A company can replace its oil and gas reserves by successful exploration and drilling, whereby formerly untapped deposits are added to productive capacity, or by outright purchase of proven reserves from another reserve owner. Since either method can be employed, measuring the costs to the company should account for both. One such measure that has been employed frequently within the oil and gas industry (see endnote 22) is termed reserve replacement costs. For a company, reserve replacement costs are measured by the ratio of expenditures (for unproved lease acquisitions, acquisition of proven reserves, exploration, and development) to barrels of oil and gas reserves (on a COE basis) added to the company's books (through extensions, discoveries, improved recovery, revisions of previous estimates, and purchase of proven reserves from other companies).
Since there can be lags between expenditures and associated reserve additions, reserve replacement costs are measured as three-year weighted averages. Reserve replacement costs are measured before tax effects. The overall effect of taxes on reserve replacement costs has been found to differ little between majors and nonmajors (see endnote 23). For the purposes of comparison, reserve replacement costs are computed for four categories of U.S. oil and gas producers: the majors (represented by the FRS companies), surviving independents (i.e., specialized companies that produced oil and/or gas in 1993), nonsurviving independents (i.e., specialized companies that produced U.S. oil and/or gas sometime prior to 1993 but did not exist in 1993), and other producers (refiners, pipelines, utilities, Canadian-based companies, and diversified companies).
In the 1990's, U.S. reserve replacement costs of the majors and surviving independents were nearly equal at about $5 per barrel of added reserves (in 1993 dollars) (Figure 9).
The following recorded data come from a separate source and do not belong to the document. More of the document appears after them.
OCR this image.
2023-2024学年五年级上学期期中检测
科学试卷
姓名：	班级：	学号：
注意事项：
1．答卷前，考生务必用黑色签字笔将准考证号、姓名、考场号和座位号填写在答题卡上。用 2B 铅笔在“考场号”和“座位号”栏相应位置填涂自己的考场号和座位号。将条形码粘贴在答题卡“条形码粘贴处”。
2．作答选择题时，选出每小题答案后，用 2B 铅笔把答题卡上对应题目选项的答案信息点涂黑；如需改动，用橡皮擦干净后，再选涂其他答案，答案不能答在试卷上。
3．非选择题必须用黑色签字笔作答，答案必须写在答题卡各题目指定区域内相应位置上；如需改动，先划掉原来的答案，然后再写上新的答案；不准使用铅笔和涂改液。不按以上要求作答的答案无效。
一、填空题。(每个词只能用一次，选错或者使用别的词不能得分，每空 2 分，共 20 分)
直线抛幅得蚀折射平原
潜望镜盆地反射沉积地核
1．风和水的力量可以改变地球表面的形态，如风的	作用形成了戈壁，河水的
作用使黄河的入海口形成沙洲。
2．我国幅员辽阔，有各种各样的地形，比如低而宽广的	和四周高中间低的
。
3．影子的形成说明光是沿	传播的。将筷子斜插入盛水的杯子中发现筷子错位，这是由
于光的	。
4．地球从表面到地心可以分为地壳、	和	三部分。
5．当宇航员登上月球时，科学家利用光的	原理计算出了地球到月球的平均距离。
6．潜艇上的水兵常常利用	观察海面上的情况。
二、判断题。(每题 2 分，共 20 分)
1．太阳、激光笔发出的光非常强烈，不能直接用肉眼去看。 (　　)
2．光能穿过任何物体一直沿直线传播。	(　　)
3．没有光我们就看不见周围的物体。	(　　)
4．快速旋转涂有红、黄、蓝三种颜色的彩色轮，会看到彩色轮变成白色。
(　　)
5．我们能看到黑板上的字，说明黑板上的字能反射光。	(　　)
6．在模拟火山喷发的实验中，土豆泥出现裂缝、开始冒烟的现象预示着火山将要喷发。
Even in the late 1980's, reserve replacement costs of the two groups differed by only a few cents per barrel. Reserve replacement costs for independents that exited the industry were slightly higher at about the time of the oil price collapse. Thereafter, the costs for nonsurviving independents compared to surviving independents continued to grow, and by 1990-1992 were nearly $4 per barrel higher. Other producers (such as diversified companies) also incurred higher reserve replacement costs.
These results reinforce the view that the market forces to which U.S. oil and gas producers have been subject forced efficiency in resource development. That is, as the industry adjusted to the lower level of prices following the oil price collapse of the mid-1980's, the companies that competed successfully tended to incur lower costs of adding to their reserve bases than those companies that reduced or withdrew their asset commitments to U.S. oil and gas production.